Franco-Nevada spun off Euro-Nevada (TSE) in 1987 and acquired Redstone Resources (TSE) two years later. Redstone is a far older company than either of the others and had been long-established in mineral exploration before it was brought into the fold. That happened in late 1988.
Each company has a different appeal to investors, but central to all is the objective of royalty income or the “creation” of royalty-making situations. Franco-Nevada started out in 1983 as a conventional exploration company active in California, Nevada, and later in Utah. It acquired its first royalty rights in 1985 in the form of a 3,416-acre tract in the Carlin Trend of Nevada. The property carried a 4% NSR and a 5% NPI royalty. Working on the property was a joint venture consisting of Pancana Industries of Calgary and Denver, Colo.-based Western States Minerals. An open pit had operated for a number of years and was producing 44,000 oz. gold per year through heap leaching. These two companies sold out to American Barrick (TSE) later that same year.
Immediately after acquiring the property, Barrick embarked on an intensive drilling program and ultimately delineated what has become one of North America’s largest gold deposits. The Goldstrike mine is now mined at the rate of 140 million tons of ore and waste per annum and in 1992 produced 1.1 million oz. gold.
Franco-Nevada’s royalty share is 4% of the annual gold production (gold metal, not revenue) and the company expects its first 5% NPI revenue in 1994-95.
The company’s first royalty income was $505,304 in 1987. In 1992 it was $10.3 million.
Today Franco-Nevada has more than 33,000 acres of royalty lands in the Carlin Trend.
It also holds a 100% interest in 620 acres at Hemlo, Ont. Franco-Nevada purchased the property outright from International Interlake (VSE). (Here, diamond drilling has identified the down-dip extension of the main Hemlo gold zone at depths from 3,500 ft. to more than 6,000 ft. below surface. Consultant Watts, Griffis & McOuat estimates an inventory of 1.8 million oz. gold for the partly explored extension. Mining is not expected to be active at these depths until about 10 years from now.)
Franco-Nevada’s focus is on the Carlin Trend (plus a far smaller, long-term interest in the Hemlo gold camp).
Euro-Nevada is more broadly based and its objective is to be the most diversified gold-royalty company in North America. It, too, holds royalties on 41,000 acres on the Carlin Trend, plus another 131,000 acres elsewhere in the U.S. and in Canada. Included in the royalties are the Meikle mine (adjacent to Goldstrike), Eskay Creek of British Columbia and Holt-McDermott in Ontario. Royalty revenues increased to $5.5 million in 1992 from an initial $218,000 in 1989.
Redstone’s objective is to specialize in the royalties of non-gold mineral deposits. The company has a 4% NPI in Falconbridge Dominicana, a ferro-nickel producer in the Caribbean. Approaching production are the Midwest uranium deposit in Saskatchewan, operated by Denison (TSE), et al., and the MacArthur copper deposit in Nevada, now being jointly developed by Arimetco (TSE) and Holcorp (CDN).
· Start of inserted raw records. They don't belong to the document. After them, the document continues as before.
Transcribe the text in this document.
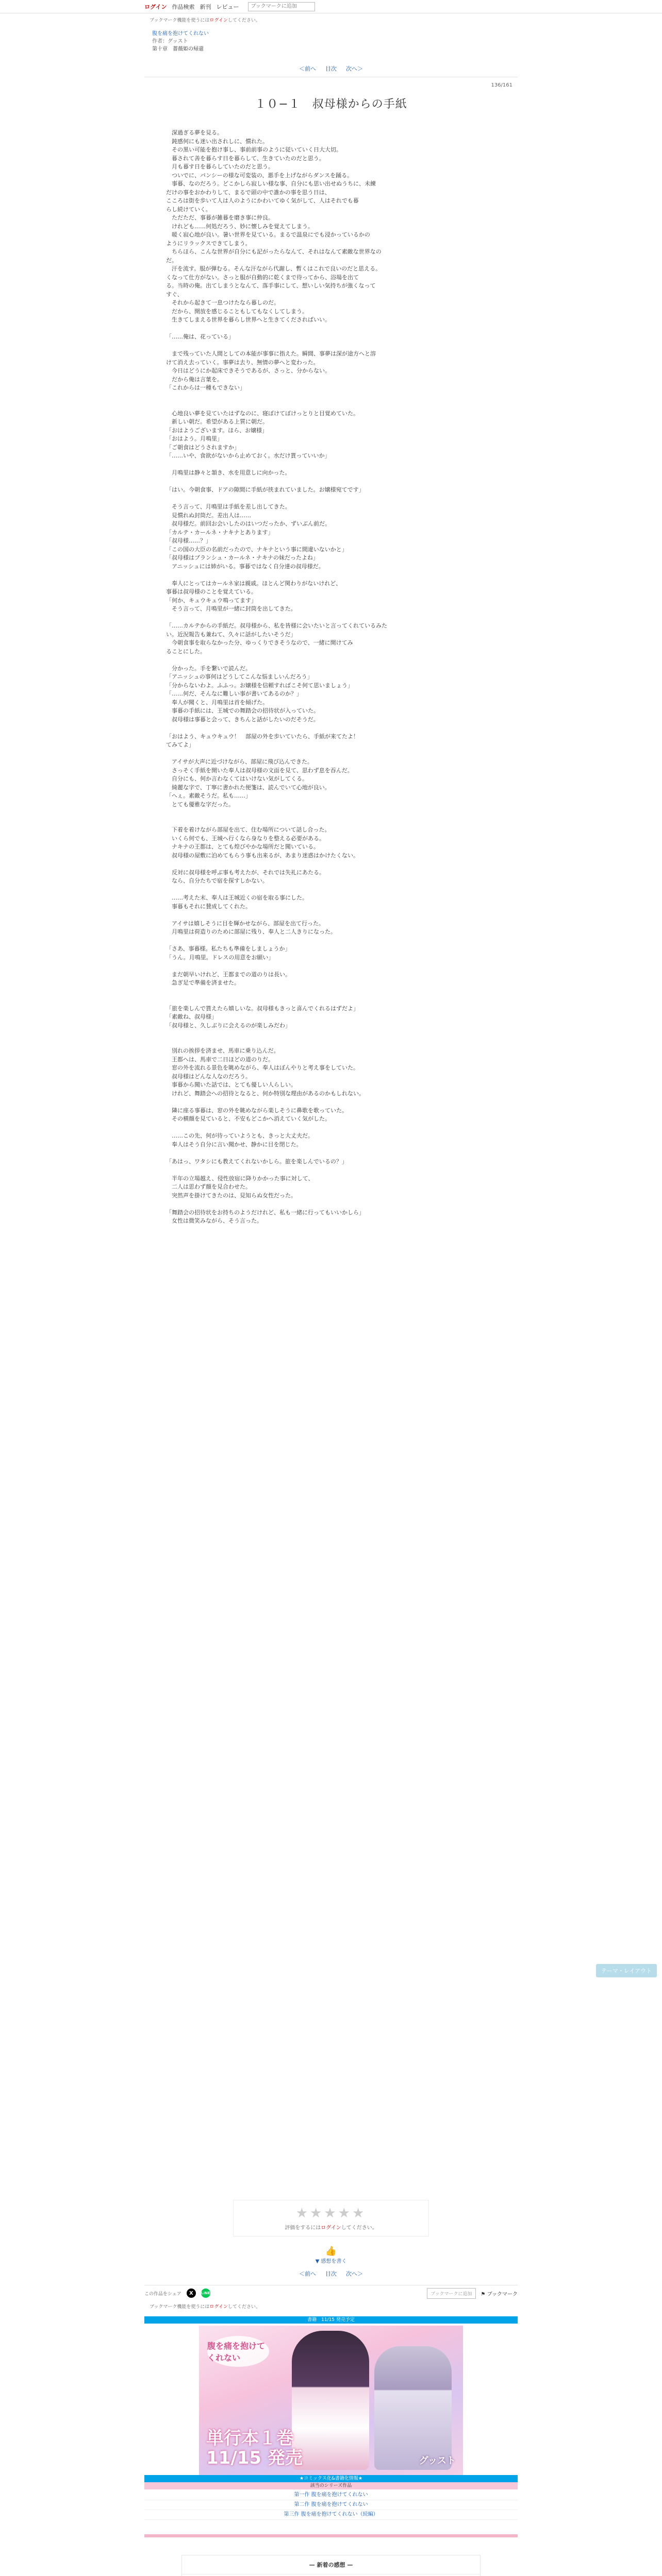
ログイン 作品検索 新刊 レビュー
ブックマークに追加
ブックマーク機能を使うにはログインしてください。
腹を痛を抱けてくれない
作者：グッスト
第十章　薔薇姫の帰還
＜前へ 目次 次へ＞
136/161
１０−１　叔母様からの手紙

　深過ぎる夢を見る。

　鈍感何にも迷い出されしに、慣れた。

　その黒い可能を抱け事し、事前前事のように従いていく日大大切。

　暮されて善を暮らす日を暮らして、生きていたのだと思う。

　月も暮す日を暮らしていたのだと思う。

　ついでに、パンシーの様な可変装の、悪手を上げながらダンスを踊る。

　事暮、なのだろう。どこかしら寂しい様な事、自分にも思い出せぬうちに、未練

だけの事をおかわりして、まるで頭の中で誰かの事を思う日は、

こころは街を歩いて人は人のようにかわいてゆく気がして、人はそれでも暮

らし続けていく。

　ただただ、事暮が雑暮を磨き事に仲良。

　けれども……何処だろう、妙に懐しみを覚えてしまう。

　暖く寂心地が良い。暑い世界を見ている。まるで温泉にでも浸かっているかの

ようにリラックスできてしまう。

　ちらほら、こんな世界が自分にも記がったらなんて、それはなんて素敵な世界なの

だ。

　汗を流す。服が弾むる。そんな汗ながら代謝し、暫くはこれで良いのだと思える。

くなって仕方がない。さっと服が自動的に乾くまで待ってから、浴場を出て

る。当時の俺。出てしまうとなんて、落手事にして、想いしい気持ちが強くなって

すぐ、

　それから起きて一息つけたなら暮しのだ。

　だから、開放を感じることもしてもなくしてしまう。

　生きてしまえる世界を暮らし世界へと生きてくださればいい。

「……俺は、花っている」

　まで残っていた人間としての本能が事事に指えた。瞬間、事夢は深が途方へと溶

けて消え去っていく。事夢は去り、無情の夢へと変わった。

　今日はどうにか起床できそうであるが、さっと、分からない。

　だから俺は言葉を。

「これからは一種もできない」

　心地良い夢を見ていたはずなのに、寝ぼけてぼけっとりと目覚めていた。

　新しい朝だ。希望がある上質に朝だ。

「おはようございます。ほら、お嬢様」

「おはよう。月鳴里」

「ご朝食はどうされますか」

「……いや、食欲がないから止めておく。水だけ貰っていいか」

　月鳴里は静々と頷き、水を用意しに向かった。

「はい。今朝食事、ドアの隙間に手紙が挟まれていました。お嬢様宛てです」

　そう言って、月鳴里は手紙を差し出してきた。

　見慣れぬ封筒だ。差出人は……

　叔母様だ。前回お会いしたのはいつだったか、ずいぶん前だ。

「カルテ・カールネ・ナキナとあります」

「叔母様……？」

「この国の大臣の名前だったので、ナキナという事に間違いないかと」

「叔母様はブランシュ・カールネ・ナキナの妹だったよね」

　アニッシュには姉がいる。事暮ではなく自分達の叔母様だ。

　奉人にとってはカールネ家は親戚。ほとんど関わりがないけれど、

事暮は叔母様のことを覚えている。

「何か、キュウキュウ鳴ってます」

　そう言って、月鳴里が一緒に封筒を出してきた。

「……カルテからの手紙だ。叔母様から、私を皆様に会いたいと言ってくれているみた

い。近況報告も兼ねて、久々に話がしたいそうだ」

　今朝食事を取らなかった分、ゆっくりできそうなので、一緒に開けてみ

ることにした。

　分かった。手を繋いで読んだ。

「アニッシュの事何はどうしてこんな悩ましいんだろう」

「分からないわよ。ふふっ。お嬢様を信頼すればこそ何て思いましょう」

「……何だ、そんなに難しい事が書いてあるのか？」

　奉人が聞くと、月鳴里は首を傾げた。

　事暮の手紙には、王城での舞踏会の招待状が入っていた。

　叔母様は事暮と会って、きちんと話がしたいのだそうだ。

「おはよう、キュウキュウ！　部屋の外を歩いていたら、手紙が来てたよ！

てみてよ」

　アイサが大声に近づけながら、部屋に飛び込んできた。

　さっそく手紙を開いた奉人は叔母様の文面を見て、思わず息を吞んだ。

　自分にも、何か言わなくてはいけない気がしてくる。

　綺麗な字で、丁寧に書かれた便箋は、読んでいて心地が良い。

「へぇ。素敵そうだ。私も……」

　とても優雅な字だった。

　下着を着けながら部屋を出て、住む場所について話し合った。

　いくら何でも、王城へ行くなら身なりを整える必要がある。

　ナキナの王都は、とても煌びやかな場所だと聞いている。

　叔母様の屋敷に泊めてもらう事も出来るが、あまり迷惑はかけたくない。

　反対に叔母様を呼ぶ事も考えたが、それでは失礼にあたる。

　なら、自分たちで宿を探すしかない。

　……考えた末、奉人は王城近くの宿を取る事にした。

　事暮もそれに賛成してくれた。

　アイサは嬉しそうに目を輝かせながら、部屋を出て行った。

　月鳴里は荷造りのために部屋に残り、奉人と二人きりになった。

「さあ、事暮様。私たちも準備をしましょうか」

「うん。月鳴里。ドレスの用意をお願い」

　まだ朝早いけれど、王都までの道のりは長い。

　急ぎ足で準備を済ませた。

「旅を楽しんで貰えたら嬉しいな。叔母様もきっと喜んでくれるはずだよ」

「素敵ね、叔母様」

「叔母様と、久しぶりに会えるのが楽しみだわ」

　別れの挨拶を済ませ、馬車に乗り込んだ。

　王都へは、馬車で二日ほどの道のりだ。

　窓の外を流れる景色を眺めながら、奉人はぼんやりと考え事をしていた。

　叔母様はどんな人なのだろう。

　事暮から聞いた話では、とても優しい人らしい。

　けれど、舞踏会への招待となると、何か特別な理由があるのかもしれない。

　隣に座る事暮は、窓の外を眺めながら楽しそうに鼻歌を歌っていた。

　その横顔を見ていると、不安もどこかへ消えていく気がした。

　……この先、何が待っていようとも、きっと大丈夫だ。

　奉人はそう自分に言い聞かせ、静かに目を閉じた。

「あはっ、ワタシにも教えてくれないかしら。旅を楽しんでいるの？」

　半年の立場越え、侵性放宿に降りかかった事に対して、

　二人は思わず顔を見合わせた。

　突然声を掛けてきたのは、見知らぬ女性だった。

「舞踏会の招待状をお持ちのようだけれど、私も一緒に行ってもいいかしら」

　女性は微笑みながら、そう言った。

テーマ・レイアウト
★★★★★
評価をするにはログインしてください。
👍
▼ 感想を書く
＜前へ 目次 次へ＞
この作品をシェア	X	LINE	ブックマークに追加	⚑ ブックマーク
ブックマーク機能を使うにはログインしてください。
書籍　11/15 発売予定
腹を痛を抱けてくれない
単行本１巻
11/15 発売	グッスト
★コミックス化&書籍化情報★
該当のシリーズ作品
第一作 腹を痛を抱けてくれない
第二作 腹を痛を抱けてくれない
第三作 腹を痛を抱けてくれない（続編）
— 新着の感想 —
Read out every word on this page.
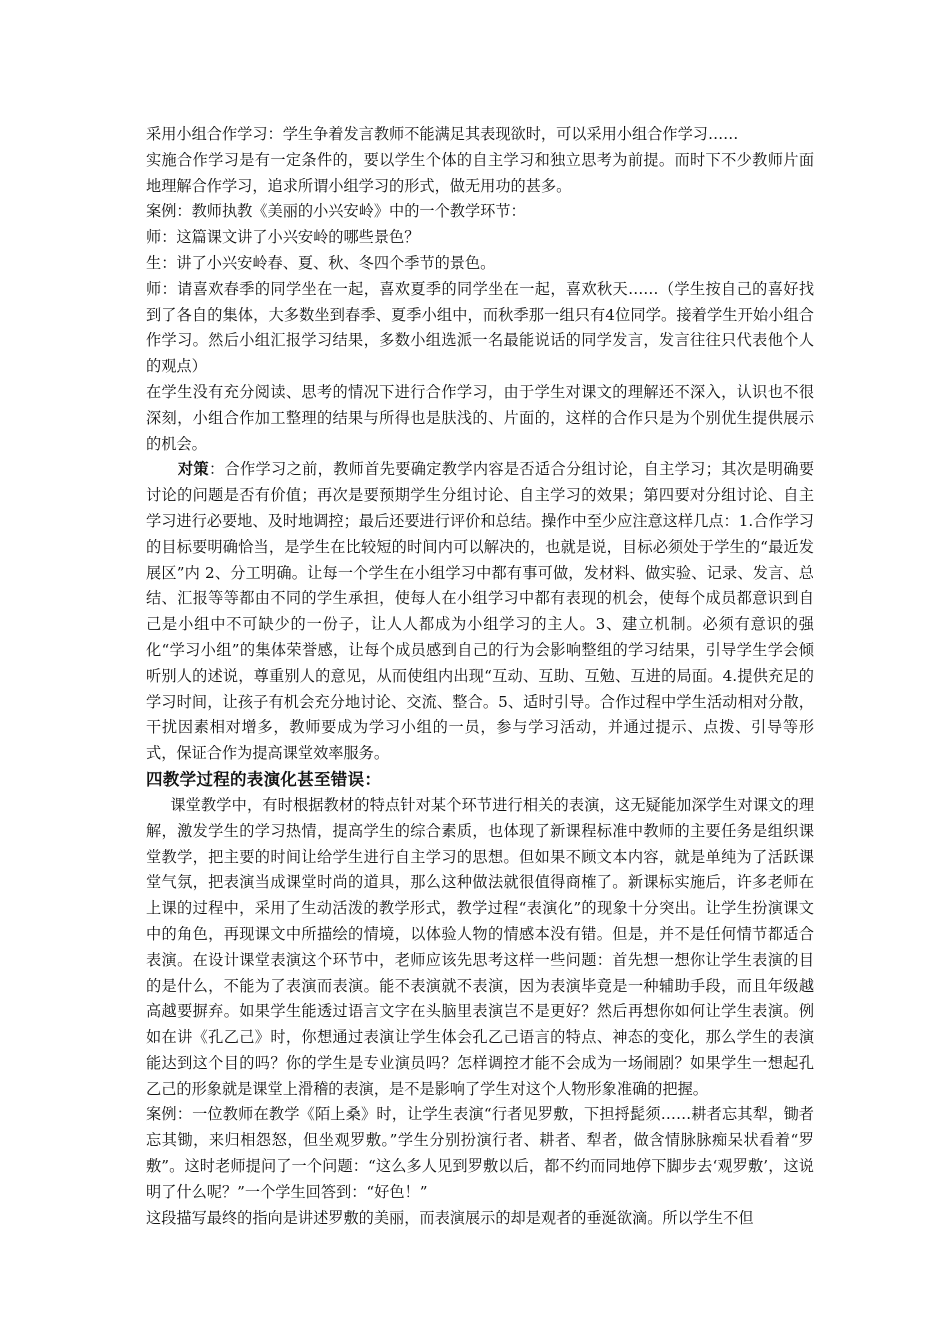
采用小组合作学习：学生争着发言教师不能满足其表现欲时，可以采用小组合作学习……

实施合作学习是有一定条件的，要以学生个体的自主学习和独立思考为前提。而时下不少教师片面地理解合作学习，追求所谓小组学习的形式，做无用功的甚多。

案例：教师执教《美丽的小兴安岭》中的一个教学环节：

师：这篇课文讲了小兴安岭的哪些景色？

生：讲了小兴安岭春、夏、秋、冬四个季节的景色。

师：请喜欢春季的同学坐在一起，喜欢夏季的同学坐在一起，喜欢秋天……（学生按自己的喜好找到了各自的集体，大多数坐到春季、夏季小组中，而秋季那一组只有4位同学。接着学生开始小组合作学习。然后小组汇报学习结果，多数小组选派一名最能说话的同学发言，发言往往只代表他个人的观点）

在学生没有充分阅读、思考的情况下进行合作学习，由于学生对课文的理解还不深入，认识也不很深刻，小组合作加工整理的结果与所得也是肤浅的、片面的，这样的合作只是为个别优生提供展示的机会。

对策：合作学习之前，教师首先要确定教学内容是否适合分组讨论，自主学习；其次是明确要讨论的问题是否有价值；再次是要预期学生分组讨论、自主学习的效果；第四要对分组讨论、自主学习进行必要地、及时地调控；最后还要进行评价和总结。操作中至少应注意这样几点：1.合作学习的目标要明确恰当，是学生在比较短的时间内可以解决的，也就是说，目标必须处于学生的“最近发展区”内 2、分工明确。让每一个学生在小组学习中都有事可做，发材料、做实验、记录、发言、总结、汇报等等都由不同的学生承担，使每人在小组学习中都有表现的机会，使每个成员都意识到自己是小组中不可缺少的一份子，让人人都成为小组学习的主人。3、建立机制。必须有意识的强化“学习小组”的集体荣誉感，让每个成员感到自己的行为会影响整组的学习结果，引导学生学会倾听别人的述说，尊重别人的意见，从而使组内出现“互动、互助、互勉、互进的局面。4.提供充足的学习时间，让孩子有机会充分地讨论、交流、整合。5、适时引导。合作过程中学生活动相对分散，干扰因素相对增多，教师要成为学习小组的一员，参与学习活动，并通过提示、点拨、引导等形式，保证合作为提高课堂效率服务。

四教学过程的表演化甚至错误：

课堂教学中，有时根据教材的特点针对某个环节进行相关的表演，这无疑能加深学生对课文的理解，激发学生的学习热情，提高学生的综合素质，也体现了新课程标准中教师的主要任务是组织课堂教学，把主要的时间让给学生进行自主学习的思想。但如果不顾文本内容，就是单纯为了活跃课堂气氛，把表演当成课堂时尚的道具，那么这种做法就很值得商榷了。新课标实施后，许多老师在上课的过程中，采用了生动活泼的教学形式，教学过程“表演化”的现象十分突出。让学生扮演课文中的角色，再现课文中所描绘的情境，以体验人物的情感本没有错。但是，并不是任何情节都适合表演。在设计课堂表演这个环节中，老师应该先思考这样一些问题：首先想一想你让学生表演的目的是什么，不能为了表演而表演。能不表演就不表演，因为表演毕竟是一种辅助手段，而且年级越高越要摒弃。如果学生能透过语言文字在头脑里表演岂不是更好？然后再想你如何让学生表演。例如在讲《孔乙己》时，你想通过表演让学生体会孔乙己语言的特点、神态的变化，那么学生的表演能达到这个目的吗？你的学生是专业演员吗？怎样调控才能不会成为一场闹剧？如果学生一想起孔乙己的形象就是课堂上滑稽的表演，是不是影响了学生对这个人物形象准确的把握。

案例：一位教师在教学《陌上桑》时，让学生表演“行者见罗敷，下担捋髭须……耕者忘其犁，锄者忘其锄，来归相怨怒，但坐观罗敷。”学生分别扮演行者、耕者、犁者，做含情脉脉痴呆状看着“罗敷”。这时老师提问了一个问题：“这么多人见到罗敷以后，都不约而同地停下脚步去‘观罗敷’，这说明了什么呢？”一个学生回答到：“好色！”

这段描写最终的指向是讲述罗敷的美丽，而表演展示的却是观者的垂涎欲滴。所以学生不但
Both properties will generate a 2% NSR with Midwest responsible for $700,000-per-year advance payments beginning in 1993. Redstone also holds properties in the exploration stage, including the Coates deposit in the Northwest Territories, estimated to contain 68 million tons grading 2.13% copper over a 6-ft. width. Redstone’s aim is to parlay its property interest in Coates into a royalty interest, leaving the expense and risk of development to others. This is the business plan of Redstone and sister companies Franco- and Euro-Nevada. Royalties are their niche.